Credit: CORBIS

Centromeric nucleosomes are characterized by the presence of one or more centromeric histone H3 (CenH3; known as CID in Drosophila melanogaster and Cse4 in Saccharomyces cerevisiae) variants that replace canonical histone H3. However, little is known about the structural features of centromeres that enable them to recruit kinetochore components and be faithfully inherited. Furuyama and Henikoff now report the surprising finding that, whereas H3-containing nucleosomes wrap DNA in a left-handed manner and induce negative supercoils, CenH3-containing nucleosomes from fruit fly and budding yeast induce positive supercoils, implying the right-handed wrapping of DNA around nucleosomes.

By analysing CenH3 nucleosomes reconstituted in vitro from D. melanogaster histones in a plasmid supercoiling assay, the authors showed that CenH3 nucleosomes induce positive supercoils. By inserting various DNAs in a plasmid vector, they concluded that the direction of supercoiling depends on the presence of CenH3-containing nucleosomes rather than the properties of specific DNA sequences.

Given that an in vivo centromere system in D. melanogaster would be impractical for various reasons, the authors developed an S. cerevisiae minichromosome system containing either a single functional yeast centromere (wild type) or no centromere (mutant). Minichromosomes isolated from wild-type and mutant strains were assayed: each H3-containing nucleosome induced a negative supercoil in both strains, whereas the centromere present in the wild-type strain induced a positive supercoil and 'cancelled' a negative supercoil by replacing an H3-containing nucleosome (so, the net difference between having a centromere and not having one is two supercoils). Using a kinetochore-defective yeast strain, the authors further showed that kinetochores do not influence the topological state of the minichromosomes.
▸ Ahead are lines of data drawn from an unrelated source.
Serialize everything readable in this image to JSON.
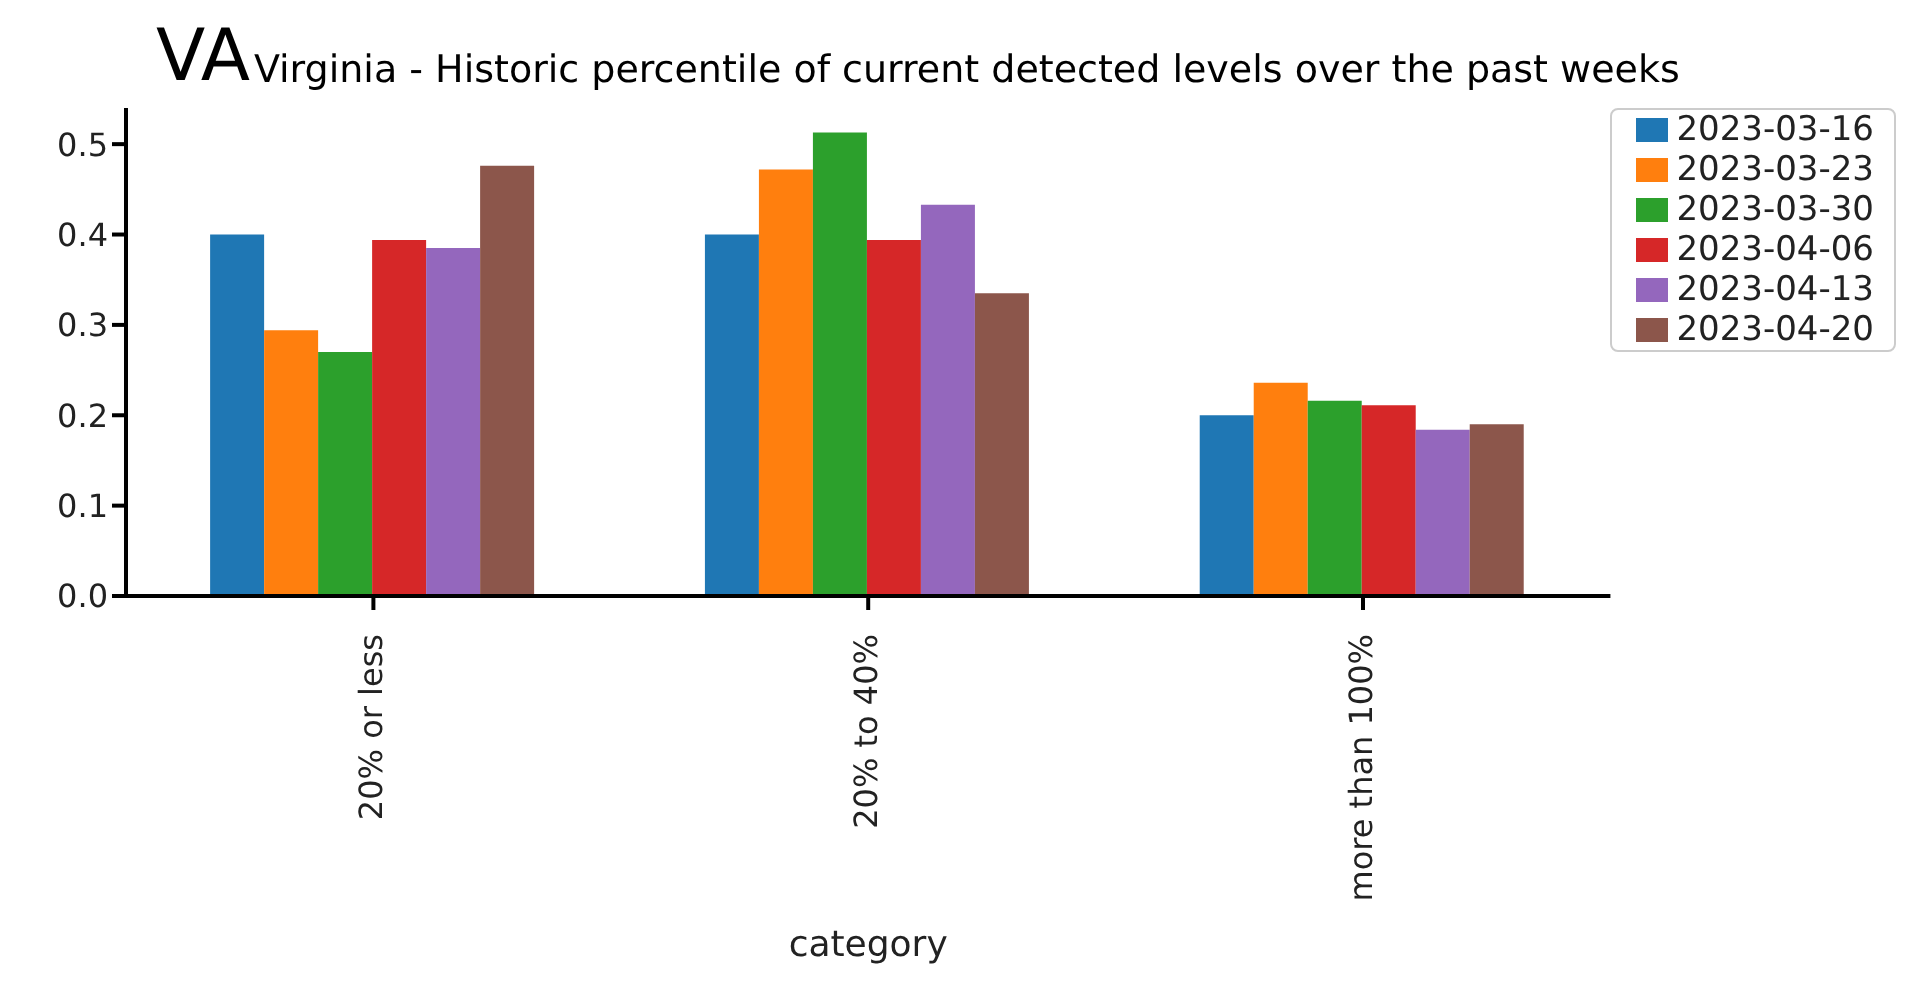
{
  "chart_data": {
    "type": "bar",
    "title": "VA",
    "subtitle": "Virginia - Historic percentile of current detected levels over the past weeks",
    "xlabel": "category",
    "categories": [
      "20% or less",
      "20% to 40%",
      "more than 100%"
    ],
    "series": [
      {
        "name": "2023-03-16",
        "color": "#1f77b4",
        "values": [
          0.4,
          0.4,
          0.2
        ]
      },
      {
        "name": "2023-03-23",
        "color": "#ff7f0e",
        "values": [
          0.294,
          0.472,
          0.236
        ]
      },
      {
        "name": "2023-03-30",
        "color": "#2ca02c",
        "values": [
          0.27,
          0.513,
          0.216
        ]
      },
      {
        "name": "2023-04-06",
        "color": "#d62728",
        "values": [
          0.394,
          0.394,
          0.211
        ]
      },
      {
        "name": "2023-04-13",
        "color": "#9467bd",
        "values": [
          0.385,
          0.433,
          0.184
        ]
      },
      {
        "name": "2023-04-20",
        "color": "#8c564b",
        "values": [
          0.476,
          0.335,
          0.19
        ]
      }
    ],
    "ylim": [
      0,
      0.54
    ],
    "yticks": [
      {
        "value": 0,
        "label": "0.0"
      },
      {
        "value": 0.1,
        "label": "0.1"
      },
      {
        "value": 0.2,
        "label": "0.2"
      },
      {
        "value": 0.3,
        "label": "0.3"
      },
      {
        "value": 0.4,
        "label": "0.4"
      },
      {
        "value": 0.5,
        "label": "0.5"
      }
    ],
    "grid": false,
    "legend": "right"
  }
}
Furuyama and Henikoff conclude that positive supercoiling, which indicates right-handed wrapping of DNA around the histone core, occurs in CenH3-containing nucleosomes. They further suggest that centromeric nucleosomes probably exist as tetrameric 'hemisomes', although the composition of the positively supercoiled chromatin remains to be established in vitro and in vivo. The authors propose that “positive supercoiling is a general feature of centromeric nucleosomes that has important implications for maintaining centromeres”.